R’ Ḥiyya bar Ashi said that Rav said: One may hang a basket with fodder around the neck of an animal on Shabbat, and by means of an a fortiori inference, derive that one may place a saddlecloth on an animal’s back on Shabbat. What is the a fortiori inference? Just as there, placing the basket of fodder so that the animal can eat without bending down, which is done for the animal’s pleasure, is permitted; here, placing the saddlecloth, which is done to prevent the animal from suffering from the cold, all the more so should be permitted.
Some commentaries suggest that Rav permits hanging a basket of fodder around the neck of an animal on Shabbat, even though this seems to contradict the baraita that was taught previously. Rav holds that cruelty to animals is a Torah prohibition. The Sages would not have issued a decree that would lead to violation of a Torah prohibition. Therefore, he makes no distinction between causing the animal to suffer and withholding pleasure from the animal (Rabbi Elazar Moshe Horowitz).

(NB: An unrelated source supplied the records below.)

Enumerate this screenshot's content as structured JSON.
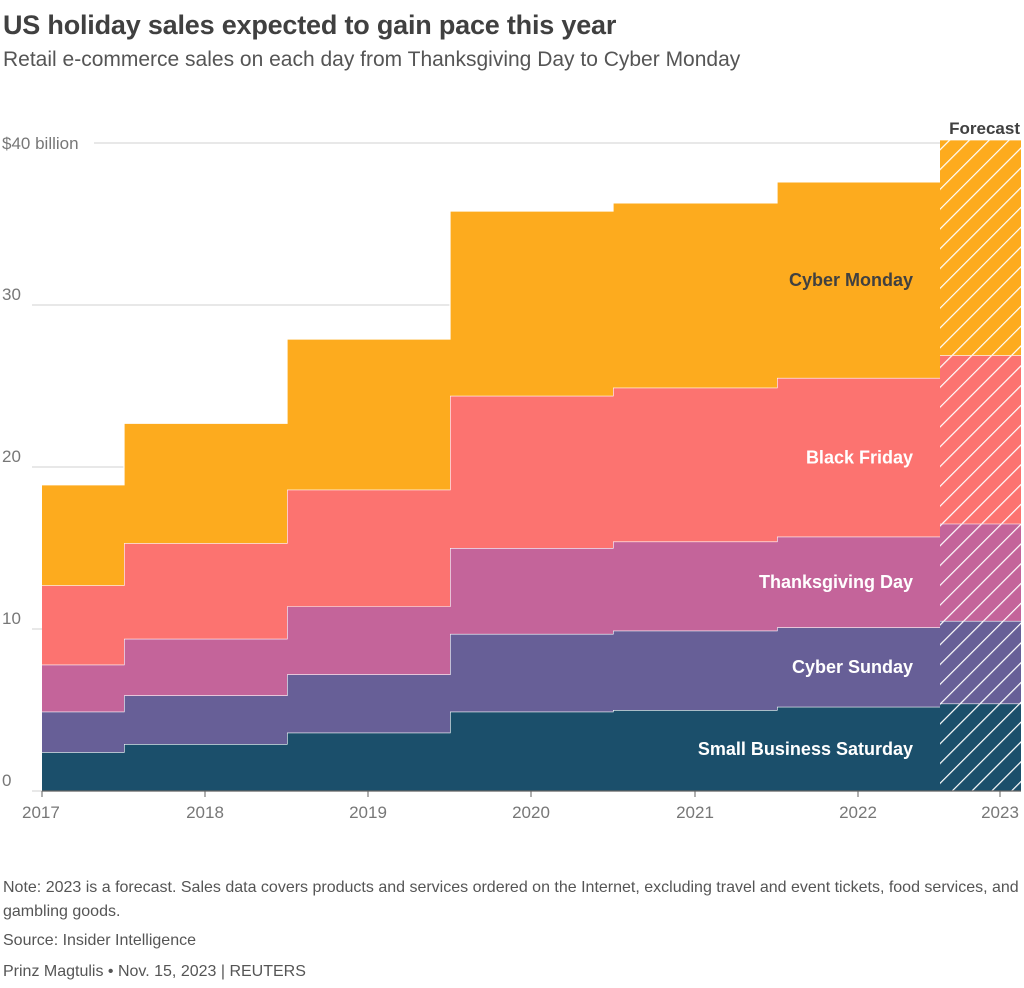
{
  "title": "US holiday sales expected to gain pace this year",
  "subtitle": "Retail e-commerce sales on each day from Thanksgiving Day to Cyber Monday",
  "note": "Note: 2023 is a forecast. Sales data covers products and services ordered on the Internet, excluding travel and event tickets, food services, and gambling goods.",
  "source": "Source: Insider Intelligence",
  "byline": "Prinz Magtulis • Nov. 15, 2023 | REUTERS",
  "chart_data": {
    "type": "area",
    "stacked": true,
    "step": true,
    "categories": [
      "2017",
      "2018",
      "2019",
      "2020",
      "2021",
      "2022",
      "2023"
    ],
    "y_tick_labels": [
      "0",
      "10",
      "20",
      "30",
      "$40 billion"
    ],
    "y_ticks": [
      0,
      10,
      20,
      30,
      40
    ],
    "ylim": [
      0,
      40
    ],
    "forecast_label": "Forecast",
    "forecast_category": "2023",
    "grid": "horizontal",
    "series": [
      {
        "name": "Small Business Saturday",
        "color": "#1b4f6b",
        "values": [
          2.4,
          2.9,
          3.6,
          4.9,
          5.0,
          5.2,
          5.4
        ]
      },
      {
        "name": "Cyber Sunday",
        "color": "#675f97",
        "values": [
          2.5,
          3.0,
          3.6,
          4.8,
          4.9,
          4.9,
          5.1
        ]
      },
      {
        "name": "Thanksgiving Day",
        "color": "#c4649a",
        "values": [
          2.9,
          3.5,
          4.2,
          5.3,
          5.5,
          5.6,
          6.0
        ]
      },
      {
        "name": "Black Friday",
        "color": "#fc7370",
        "values": [
          4.9,
          5.9,
          7.2,
          9.4,
          9.5,
          9.8,
          10.4
        ]
      },
      {
        "name": "Cyber Monday",
        "color": "#fdab1e",
        "values": [
          6.2,
          7.4,
          9.3,
          11.4,
          11.4,
          12.1,
          13.3
        ]
      }
    ]
  }
}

Another discussion relates to ornamental objects placed on an animal. The Gemara teaches:
A horse may neither go out into the public domain on Shabbat with a fox’s tail that is placed as a talisman to ward off the evil eye nor with a string of red wool that is hung between its eyes as an ornament.
Some suggest that a fox’s tail and red wool were not ornamental but served as a talisman to ward off diseases or the evil eye (Me’iri). Some commentaries deduce from here that all animal ornaments have the legal status of a burden; therefore, the animal may not go out with them on Shabbat. Other authorities distinguish between ornaments like these, which are not universally placed on animals and are considered a burden, and a standard ornament such as a bell, which is not a burden and is permitted (Rashba).